Irma sostuvo la foto junto a su rostro y se miró en el espejo. Vio las similitudes: tenía el cabello, los ojos y la nariz de papá, los labios, las manos y la sonrisa de mamá. Pero más que eso, entendió que tenía el cariño, el amor, el respeto y la admiración de ambos. Su corazón, pensó, era mitad negro y mitad blanco. Un corazón mulato.

Al día siguiente, Irma se miró en el espejo con una nueva perspectiva. Se acarició el cabello rizado, sintiendo cómo sus dedos se enredaban en las hebras retorcidas. Cada jalón le recordaba los insultos e infamias, pero también le revelaba la belleza y fortaleza que había en su herencia. Se reconoció mulata, y esa mañana se vio diferente.

Sus ojos grandes, color miel, brillaban con una nueva luz. Sus labios gruesos y su nariz ancha y chata ya no le parecían defectos, sino rasgos únicos y valiosos. La dulzura en su mirada era un reflejo del amor que había recibido de sus padres.

Recordó las palabras de su abuela: «Uno es blanco, es negro o es mulato. No hay más. Y tú eres una mulata». Pero Irma, con su mente de niña, comprendió que el mundo era mucho más complejo que eso. Había una gama de colores tan vasta como el arcoíris, y cada uno era hermoso a su manera.

Aquella mañana, Irma no solo se vio diferente, se sintió diferente. Se miró bonita, se quiso, se amó. Decidió dejar atrás el rechazo. Tiró al tacho de basura todos los complejos, prejuicios, los malos recuerdos, los insultos, los gestos despectivos, los malos tratos, y las desdichas y sinsabores que sus padres habían soportado para estar juntos y formar una familia. En ese espejo, Irma veía lo más hermoso de ambos reflejado en ella misma.

El color de sus ojos se intensificó, sus cabellos se rizaron con más fuerza, su piel resplandeció como nunca antes, y un aroma a flores pareció emanar de ella.
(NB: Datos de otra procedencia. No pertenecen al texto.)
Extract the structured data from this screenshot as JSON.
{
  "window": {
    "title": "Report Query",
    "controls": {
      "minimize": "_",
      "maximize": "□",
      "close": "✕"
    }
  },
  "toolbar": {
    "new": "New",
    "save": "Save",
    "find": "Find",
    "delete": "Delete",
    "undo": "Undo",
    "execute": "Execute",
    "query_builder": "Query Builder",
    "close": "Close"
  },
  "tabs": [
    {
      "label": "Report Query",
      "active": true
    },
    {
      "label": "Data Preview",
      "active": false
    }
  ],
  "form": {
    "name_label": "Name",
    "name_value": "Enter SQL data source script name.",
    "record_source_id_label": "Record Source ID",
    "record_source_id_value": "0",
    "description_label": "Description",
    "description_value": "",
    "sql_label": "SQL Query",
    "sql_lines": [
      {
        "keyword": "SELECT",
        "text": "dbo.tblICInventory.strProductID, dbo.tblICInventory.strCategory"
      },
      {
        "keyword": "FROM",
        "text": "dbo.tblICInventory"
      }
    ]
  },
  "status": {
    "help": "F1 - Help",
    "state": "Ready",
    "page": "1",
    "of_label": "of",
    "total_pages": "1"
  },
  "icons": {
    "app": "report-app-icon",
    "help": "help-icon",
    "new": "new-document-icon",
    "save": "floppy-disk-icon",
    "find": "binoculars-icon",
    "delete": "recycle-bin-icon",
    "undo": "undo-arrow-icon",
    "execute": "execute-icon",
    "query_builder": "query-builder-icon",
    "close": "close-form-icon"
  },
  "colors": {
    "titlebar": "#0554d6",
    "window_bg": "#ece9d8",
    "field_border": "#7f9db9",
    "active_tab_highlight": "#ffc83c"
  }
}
Sonrió, y con un guiño se despidió de la niña insegura que había sido, dejando en su lugar a la mulata orgullosa y segura que se reconocía en el espejo.

Tomó su mochila, se la colgó en la espalda, y tiró la bandana al piso, dejando que su cabello alborotado se moviera libremente. Con paso firme, salió corriendo a enfrentar la vida. Una vida llena de colores, donde ella misma brillaría con luz propia.